Analysis of Variance (ANOVA) is a statistical test used to identify the effects of independent variables on the outcome of an experiment. In this lesson, learn about main effects and interaction effects and how ANOVA can be used to test for both.
Dependent & Independent Variables
Jamal works for a company that has developed a new drug to treat a certain type of cancer. It's Jamal's job to design a study that will determine which doses of the drug are most effective and if the effectiveness depends on the initial size of the tumor. How can he do this?
In Jamal's study, there are two independent variables: original tumor size and drug dosage. These are called independent variables because they are the things that he can control and change.
He would need to divide the patients into groups based on both tumor size and drug dosage. If there are three different tumor sizes and four different drug doses being tested, there will be 12 different groups of patients.
number of groups (N) = 3 x 4 = 12
The next thing to consider is what to measure at the end of the study. This is known as the dependent variable, and in this case, Jamal would probably want to measure the size of each patient's tumor at the end of the study. Then he could calculate the percentage of the original tumor that remains after treatment. This percentage would be the dependent variable, and Jamal could use it to determine if there are any differences that are due to either of the independent variables or to an interaction between them.
To determine if drug dosage or original tumor size affect the final tumor size, Jamal needs to test for three different effects:
Effect #1: Drug dosage - Are there any differences in the final tumor size that can be attributed to the drug dosage?
Effect #2: Original tumor size - Are there any differences in the final tumor size that can be attributed to the original tumor size?
Effect #3: Interaction between drug dosage and original tumor size - Is there an interaction between drug dosage and the original tumor size in determining the final tumor size?
Effects #1 and #2 are known as main effects because they are exclusively due to one factor or the other. In statistics, a main effect is the effect of just one of the independent variables on the dependent variable. The first step in determining if the main effect results in statistically significant differences in the dependent variable is calculating the marginal mean of each group. To find the marginal mean, average the means of the individual groups.

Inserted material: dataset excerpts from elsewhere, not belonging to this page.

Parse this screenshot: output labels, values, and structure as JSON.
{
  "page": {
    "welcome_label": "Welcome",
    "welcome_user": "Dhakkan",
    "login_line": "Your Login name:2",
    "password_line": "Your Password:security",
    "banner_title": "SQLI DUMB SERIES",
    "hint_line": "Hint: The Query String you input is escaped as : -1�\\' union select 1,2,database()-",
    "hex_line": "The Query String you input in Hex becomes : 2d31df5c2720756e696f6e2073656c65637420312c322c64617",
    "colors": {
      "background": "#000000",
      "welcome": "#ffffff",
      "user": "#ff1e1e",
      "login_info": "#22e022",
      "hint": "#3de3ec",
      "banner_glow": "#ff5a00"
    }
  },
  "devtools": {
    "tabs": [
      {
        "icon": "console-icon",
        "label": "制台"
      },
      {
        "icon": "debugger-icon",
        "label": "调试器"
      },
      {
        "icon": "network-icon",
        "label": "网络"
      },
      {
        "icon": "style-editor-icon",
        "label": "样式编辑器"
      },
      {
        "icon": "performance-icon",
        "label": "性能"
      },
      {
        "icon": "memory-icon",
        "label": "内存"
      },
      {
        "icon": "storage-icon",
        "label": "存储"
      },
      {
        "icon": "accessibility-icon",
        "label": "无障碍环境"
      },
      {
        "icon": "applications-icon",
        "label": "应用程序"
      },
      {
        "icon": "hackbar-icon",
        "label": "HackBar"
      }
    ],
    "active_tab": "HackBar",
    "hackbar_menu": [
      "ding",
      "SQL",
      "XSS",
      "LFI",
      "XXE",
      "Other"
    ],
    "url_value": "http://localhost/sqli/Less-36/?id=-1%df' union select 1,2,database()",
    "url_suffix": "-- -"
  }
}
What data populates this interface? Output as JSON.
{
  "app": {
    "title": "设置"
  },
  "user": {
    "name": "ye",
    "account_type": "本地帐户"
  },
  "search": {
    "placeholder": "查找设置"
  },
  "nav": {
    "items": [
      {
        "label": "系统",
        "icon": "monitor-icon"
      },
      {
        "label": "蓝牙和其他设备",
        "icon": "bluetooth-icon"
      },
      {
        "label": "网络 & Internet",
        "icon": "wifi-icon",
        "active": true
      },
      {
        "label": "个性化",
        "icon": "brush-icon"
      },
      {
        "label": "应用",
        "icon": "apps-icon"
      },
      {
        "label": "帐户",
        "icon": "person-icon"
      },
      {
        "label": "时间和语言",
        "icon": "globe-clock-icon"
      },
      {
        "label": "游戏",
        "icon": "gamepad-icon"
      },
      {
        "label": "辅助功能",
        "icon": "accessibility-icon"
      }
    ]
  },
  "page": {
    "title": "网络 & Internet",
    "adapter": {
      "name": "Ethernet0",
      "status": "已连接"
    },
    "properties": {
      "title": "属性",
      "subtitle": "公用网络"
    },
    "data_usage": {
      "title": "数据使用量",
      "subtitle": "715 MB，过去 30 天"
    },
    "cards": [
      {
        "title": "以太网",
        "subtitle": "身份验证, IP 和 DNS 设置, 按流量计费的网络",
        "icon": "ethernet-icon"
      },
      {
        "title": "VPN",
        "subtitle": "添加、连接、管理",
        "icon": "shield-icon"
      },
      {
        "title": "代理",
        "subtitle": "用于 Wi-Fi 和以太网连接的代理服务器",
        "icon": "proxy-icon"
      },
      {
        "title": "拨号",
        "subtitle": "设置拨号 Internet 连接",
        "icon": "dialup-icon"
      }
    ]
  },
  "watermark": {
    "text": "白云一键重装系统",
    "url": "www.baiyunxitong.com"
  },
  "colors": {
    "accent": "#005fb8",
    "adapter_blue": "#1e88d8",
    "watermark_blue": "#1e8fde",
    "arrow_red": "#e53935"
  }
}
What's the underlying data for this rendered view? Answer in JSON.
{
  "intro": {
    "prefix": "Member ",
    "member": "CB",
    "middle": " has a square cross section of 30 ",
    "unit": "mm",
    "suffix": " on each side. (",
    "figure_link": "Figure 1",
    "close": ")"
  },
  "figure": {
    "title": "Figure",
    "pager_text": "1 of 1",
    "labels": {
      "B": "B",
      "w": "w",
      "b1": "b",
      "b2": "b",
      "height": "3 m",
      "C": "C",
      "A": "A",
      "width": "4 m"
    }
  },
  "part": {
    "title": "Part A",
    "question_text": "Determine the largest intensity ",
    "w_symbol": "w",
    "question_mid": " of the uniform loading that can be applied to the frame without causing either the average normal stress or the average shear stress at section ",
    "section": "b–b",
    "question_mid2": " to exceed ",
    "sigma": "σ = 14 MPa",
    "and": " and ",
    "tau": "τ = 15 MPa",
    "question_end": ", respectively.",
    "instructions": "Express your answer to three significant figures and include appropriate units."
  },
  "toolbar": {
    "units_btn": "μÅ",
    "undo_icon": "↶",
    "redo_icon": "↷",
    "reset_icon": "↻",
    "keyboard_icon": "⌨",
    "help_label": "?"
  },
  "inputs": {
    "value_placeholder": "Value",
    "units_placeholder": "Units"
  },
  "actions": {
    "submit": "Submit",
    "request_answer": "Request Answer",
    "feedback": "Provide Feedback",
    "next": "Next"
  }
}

For example, in the table below, the marginal mean for the 250 mg/kg treatment group is found by adding all the means in that column (88%, 92%, and 105%) and dividing by three to get 95%.
The main effect for each factor is determined by comparing marginal means. For example, to see if there are differences due to the drug concentration, Jamal should compare the marginal means for each concentration (95%, 86%, 61%, 53%).
Just calculating the marginal means, however, isn't enough to determine if the different concentrations of drug result in statistically significant differences in tumor reduction. To do that, Jamal would have to take this data and perform an analysis of variance, commonly known as ANOVA. ANOVA is a statistical test that's used to determine if there are differences between groups when there are more than two treatment groups. There are different types of ANOVA that should be used depending on the situation, but in this case, Jamal should use a two-way ANOVA because he's testing the effects of two independent variables on the dependent variable.
While the main effects are caused autonomously by each independent variable, an interaction effect occurs if there is an interaction between the independent variables that affects the dependent variable.
In our example, it's possible that there is an interaction between the concentration of drug administered and the original tumor size. Perhaps larger tumors respond better to a higher concentration, while smaller tumors respond to a lower concentration. Testing for an interaction effect will help Jamal determine if this is happening in his study.
Luckily, a two-way ANOVA also tests for interaction effects, so there is only one statistical test that Jamal needs to perform.
Results of a Two-Way ANOVA
Analysis of the data using ANOVA will give Jamal three important numbers that he can use to determine if either of the main effects or the interaction effect are statistically significant. These important numbers are called F-ratios, and there will be one for each main effect and the interaction effect.
To determine if any of the effects are significant, the calculated F-ratio should be compared to a critical F-ratio that can be looked up in a table of F-ratios. If the calculated F-ratio for a certain effect is bigger than the critical F-ratio, then the effect is significant and there are differences in the dependent variable because of that effect.
Let's take a couple moments to review what we've learned about the main effect and interaction effect in analysis of variance. An independent variable is something that you can control and change about the experiment. The dependent variable is the outcome that you measure at the end of the experiment. It's dependent on the independent variables because it can change as a result of changes in the other variables.
In statistics, main effect is the effect of one of just one of the independent variables on the dependent variable. There will always be the same number of main effects as independent variables. An interaction effect occurs if there is an interaction between the independent variables that affect the dependent variable.
Analysis of variance (ANOVA) is a statistical test that's used to determine if there are differences between groups when there are more than two treatment groups. When there are two independent variables, you should use a two-way ANOVA to determine if the main effects or interaction effect are statistically significant.